I slept badly that night and that was why, I suppose, I was woken so easily by the noise of Edward’s alarm clock. For some minutes I lay there, puzzled, as one is when one is awa
kened up suddenly, until it dawned on me what the noise was. Then I got up and quickly put on some clothes.
Quietly I peered round the curtain and looked out on the wonderful country of the Welsh border. In front of me the Broad Mountain was heaving its wooded sides out of the morning mist. Over the top of it, as I looked at it, the edge of the sun was just beginning to appear, while the feet of the long hill were still shrouded in the white fleece that comes up nightly from the river. To my right, the sheep were stirring on Yr Allt and cropping the short grass shining with the morning dew. To my left the trees of the Fron Wood were beginning to take on here and there the tinges of autumn. It was a morning to rejoice in, in which life was good to live and all the world should be friends, and in front of me on the green lawn, going to my carefully tended flower-beds, driving away my white pigeons and frightening an inquisitive water-wagtail, was Edward, going to get, not flowers, but roots – a nice morning bouquet!
As he went, he gave a look up at my window, and at that moment I decided I was right in the action I proposed to take. It was the look of a madman, the look his father must have had when he and Edward’s mother met that accident I never really believed was an accident. Taking care that I made no movement that he could see, I slipped away from the window and into Edward’s room.
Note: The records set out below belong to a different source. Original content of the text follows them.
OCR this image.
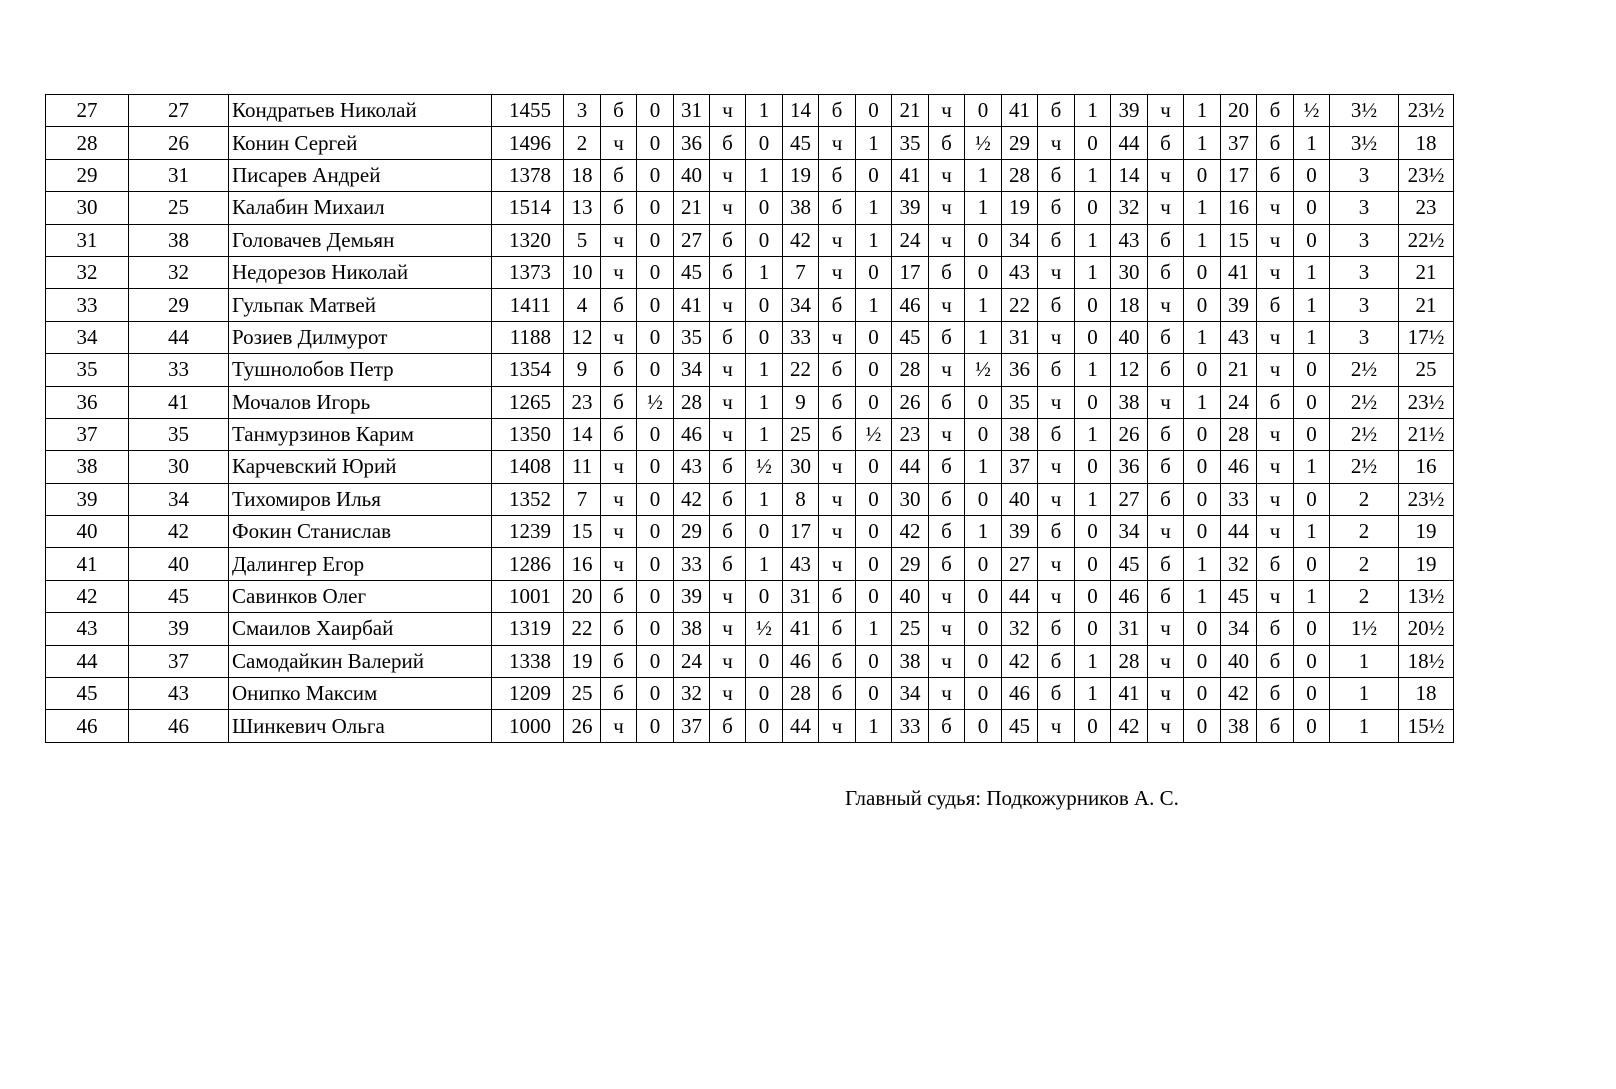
27	27	Кондратьев Николай	1455	3	б	0	31	ч	1	14	б	0	21	ч	0	41	б	1	39	ч	1	20	б	½	3½	23½
28	26	Конин Сергей	1496	2	ч	0	36	б	0	45	ч	1	35	б	½	29	ч	0	44	б	1	37	б	1	3½	18
29	31	Писарев Андрей	1378	18	б	0	40	ч	1	19	б	0	41	ч	1	28	б	1	14	ч	0	17	б	0	3	23½
30	25	Калабин Михаил	1514	13	б	0	21	ч	0	38	б	1	39	ч	1	19	б	0	32	ч	1	16	ч	0	3	23
31	38	Головачев Демьян	1320	5	ч	0	27	б	0	42	ч	1	24	ч	0	34	б	1	43	б	1	15	ч	0	3	22½
32	32	Недорезов Николай	1373	10	ч	0	45	б	1	7	ч	0	17	б	0	43	ч	1	30	б	0	41	ч	1	3	21
33	29	Гульпак Матвей	1411	4	б	0	41	ч	0	34	б	1	46	ч	1	22	б	0	18	ч	0	39	б	1	3	21
34	44	Розиев Дилмурот	1188	12	ч	0	35	б	0	33	ч	0	45	б	1	31	ч	0	40	б	1	43	ч	1	3	17½
35	33	Тушнолобов Петр	1354	9	б	0	34	ч	1	22	б	0	28	ч	½	36	б	1	12	б	0	21	ч	0	2½	25
36	41	Мочалов Игорь	1265	23	б	½	28	ч	1	9	б	0	26	б	0	35	ч	0	38	ч	1	24	б	0	2½	23½
37	35	Танмурзинов Карим	1350	14	б	0	46	ч	1	25	б	½	23	ч	0	38	б	1	26	б	0	28	ч	0	2½	21½
38	30	Карчевский Юрий	1408	11	ч	0	43	б	½	30	ч	0	44	б	1	37	ч	0	36	б	0	46	ч	1	2½	16
39	34	Тихомиров Илья	1352	7	ч	0	42	б	1	8	ч	0	30	б	0	40	ч	1	27	б	0	33	ч	0	2	23½
40	42	Фокин Станислав	1239	15	ч	0	29	б	0	17	ч	0	42	б	1	39	б	0	34	ч	0	44	ч	1	2	19
41	40	Далингер Егор	1286	16	ч	0	33	б	1	43	ч	0	29	б	0	27	ч	0	45	б	1	32	б	0	2	19
42	45	Савинков Олег	1001	20	б	0	39	ч	0	31	б	0	40	ч	0	44	ч	0	46	б	1	45	ч	1	2	13½
43	39	Смаилов Хаирбай	1319	22	б	0	38	ч	½	41	б	1	25	ч	0	32	б	0	31	ч	0	34	б	0	1½	20½
44	37	Самодайкин Валерий	1338	19	б	0	24	ч	0	46	б	0	38	ч	0	42	б	1	28	ч	0	40	б	0	1	18½
45	43	Онипко Максим	1209	25	б	0	32	ч	0	28	б	0	34	ч	0	46	б	1	41	ч	0	42	б	0	1	18
46	46	Шинкевич Ольга	1000	26	ч	0	37	б	0	44	ч	1	33	б	0	45	ч	0	42	ч	0	38	б	0	1	15½
Главный судья: Подкожурников А. С.
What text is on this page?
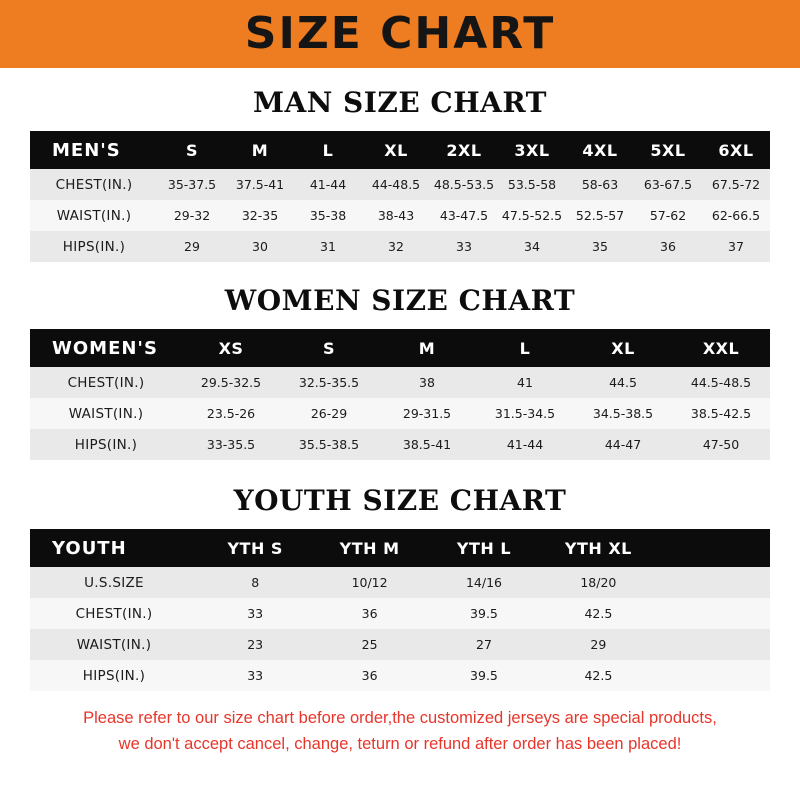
SIZE CHART
MAN SIZE CHART
MEN'S	S	M	L	XL	2XL	3XL	4XL	5XL	6XL
CHEST(IN.)	35-37.5	37.5-41	41-44	44-48.5	48.5-53.5	53.5-58	58-63	63-67.5	67.5-72
WAIST(IN.)	29-32	32-35	35-38	38-43	43-47.5	47.5-52.5	52.5-57	57-62	62-66.5
HIPS(IN.)	29	30	31	32	33	34	35	36	37
WOMEN SIZE CHART
WOMEN'S	XS	S	M	L	XL	XXL
CHEST(IN.)	29.5-32.5	32.5-35.5	38	41	44.5	44.5-48.5
WAIST(IN.)	23.5-26	26-29	29-31.5	31.5-34.5	34.5-38.5	38.5-42.5
HIPS(IN.)	33-35.5	35.5-38.5	38.5-41	41-44	44-47	47-50
YOUTH SIZE CHART
YOUTH	YTH S	YTH M	YTH L	YTH XL	
U.S.SIZE	8	10/12	14/16	18/20	
CHEST(IN.)	33	36	39.5	42.5	
WAIST(IN.)	23	25	27	29	
HIPS(IN.)	33	36	39.5	42.5	
Please refer to our size chart before order,the customized jerseys are special products,
we don't accept cancel, change, teturn or refund after order has been placed!
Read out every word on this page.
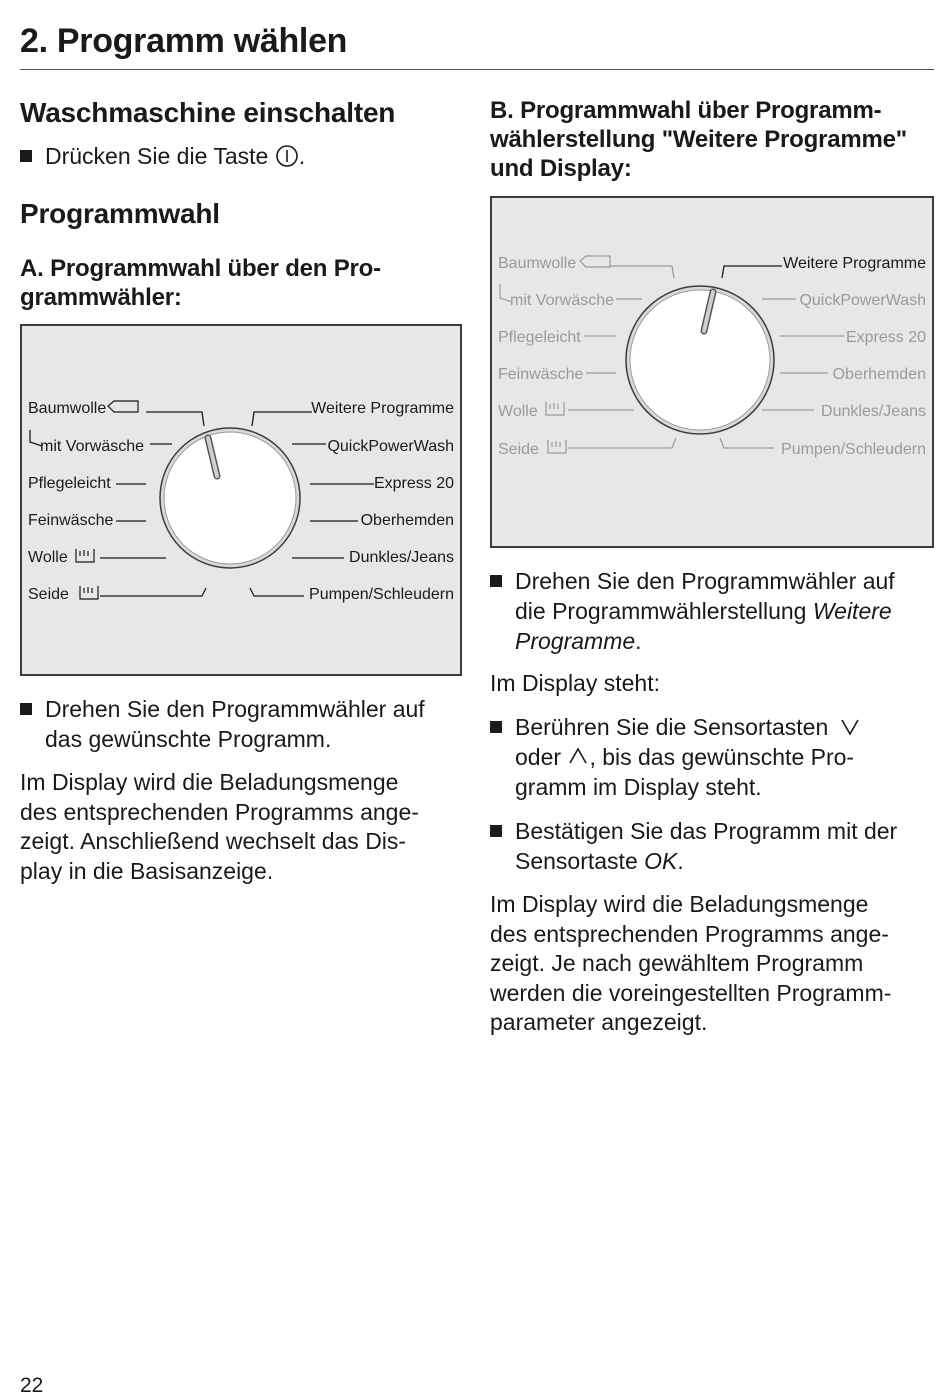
2. Programm wählen
Waschmaschine einschalten

Drücken Sie die Taste .

Programmwahl
A. Programmwahl über den Pro-
grammwähler:
Baumwolle
mit Vorwäsche
Pflegeleicht
Feinwäsche
Wolle
Seide
Weitere Programme
QuickPowerWash
Express 20
Oberhemden
Dunkles/Jeans
Pumpen/Schleudern

Drehen Sie den Programmwähler auf
das gewünschte Programm.

Im Display wird die Beladungsmenge
des entsprechenden Programms ange-
zeigt. Anschließend wechselt das Dis-
play in die Basisanzeige.

B. Programmwahl über Programm-
wählerstellung "Weitere Programme"
und Display:
Baumwolle
mit Vorwäsche
Pflegeleicht
Feinwäsche
Wolle
Seide
QuickPowerWash
Express 20
Oberhemden
Dunkles/Jeans
Pumpen/Schleudern
Weitere Programme

Drehen Sie den Programmwähler auf
die Programmwählerstellung Weitere
Programme.

Im Display steht:

Berühren Sie die Sensortasten
oder , bis das gewünschte Pro-
gramm im Display steht.

Bestätigen Sie das Programm mit der
Sensortaste OK.

Im Display wird die Beladungsmenge
des entsprechenden Programms ange-
zeigt. Je nach gewähltem Programm
werden die voreingestellten Programm-
parameter angezeigt.

22
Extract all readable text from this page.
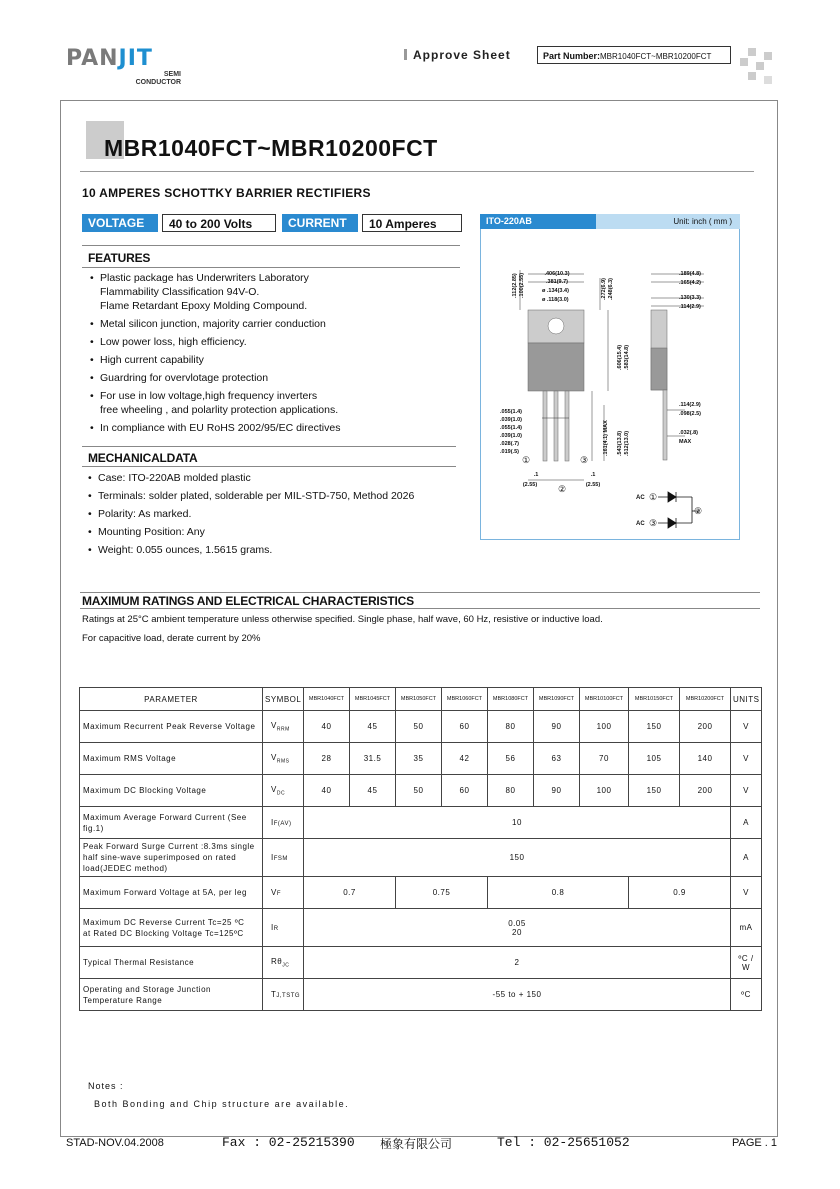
PANJIT
SEMI
CONDUCTOR
Approve Sheet	Part Number:MBR1040FCT~MBR10200FCT
MBR1040FCT~MBR10200FCT
10 AMPERES SCHOTTKY BARRIER RECTIFIERS
VOLTAGE	40 to 200 Volts	CURRENT	10 Amperes
FEATURES
• Plastic package has Underwriters Laboratory
Flammability Classification 94V-O.
Flame Retardant Epoxy Molding Compound.
• Metal silicon junction, majority carrier conduction
• Low power loss, high efficiency.
• High current capability
• Guardring for overvlotage protection
• For use in low voltage,high frequency inverters
free wheeling , and polarlity protection applications.
• In compliance with EU RoHS 2002/95/EC directives
MECHANICALDATA
• Case: ITO-220AB molded plastic
• Terminals: solder plated, solderable per MIL-STD-750, Method 2026
• Polarity: As marked.
• Mounting Position: Any
• Weight: 0.055 ounces, 1.5615 grams.
ITO-220AB	Unit: inch ( mm )
.406(10.3)
.381(9.7)
ø .134(3.4)
ø .118(3.0)
.112(2.85) .100(2.55)	.272(6.9) .248(6.3)
.189(4.8)
.165(4.2)
.130(3.3)
.114(2.9)
.606(15.4) .583(14.8)
.161(4.1) MAX .543(13.8) .512(13.0)
.114(2.9)
.098(2.5)
.032(.8)
MAX
.055(1.4)
.039(1.0)
.055(1.4)
.039(1.0)
.028(.7)
.019(.5)
.1
(2.55)
.1
(2.55)
①
②
③
AC
AC
①
③
②
MAXIMUM RATINGS AND ELECTRICAL CHARACTERISTICS
Ratings at 25°C ambient temperature unless otherwise specified. Single phase, half wave, 60 Hz, resistive or inductive load.
For capacitive load, derate current by 20%
PARAMETER	SYMBOL	MBR1040FCT	MBR1045FCT	MBR1050FCT	MBR1060FCT	MBR1080FCT	MBR1090FCT	MBR10100FCT	MBR10150FCT	MBR10200FCT	UNITS
Maximum Recurrent Peak Reverse Voltage	$V_{RRM}$	40	45	50	60	80	90	100	150	200	V
Maximum RMS Voltage	$V_{RMS}$	28	31.5	35	42	56	63	70	105	140	V
Maximum DC Blocking Voltage	$V_{DC}$	40	45	50	60	80	90	100	150	200	V
Maximum Average Forward Current (See
fig.1)	IF(AV)	10									A
Peak Forward Surge Current :8.3ms single
half sine-wave superimposed on rated
load(JEDEC method)	IFSM	150									A
Maximum Forward Voltage at 5A, per leg	VF	0.7		0.75		0.8			0.9		V
Maximum DC Reverse Current Tc=25 ºC
at Rated DC Blocking Voltage Tc=125ºC	IR	0.05
20									mA
Typical Thermal Resistance	$R\theta_{JC}$	2									ºC /
W
Operating and Storage Junction
Temperature Range	TJ,TSTG	-55 to + 150									ºC
Notes :
Both Bonding and Chip structure are available.
STAD-NOV.04.2008	Fax : 02-25215390 極象有限公司	Tel : 02-25651052	PAGE . 1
In a few seconds I was possessed of the diary. I had all along determined to have that, in case it was necessary for my own protection. With grim satisfaction I noticed his preparations for instant flight. Then I went out to the garage. I am by no means such a fool about cars as Edward would have you believe, and I made the little arrangements I had planned quickly and efficiently. ‘La Joyeuse’ – to use Edward’s disgusting name – would only go as I desired it to.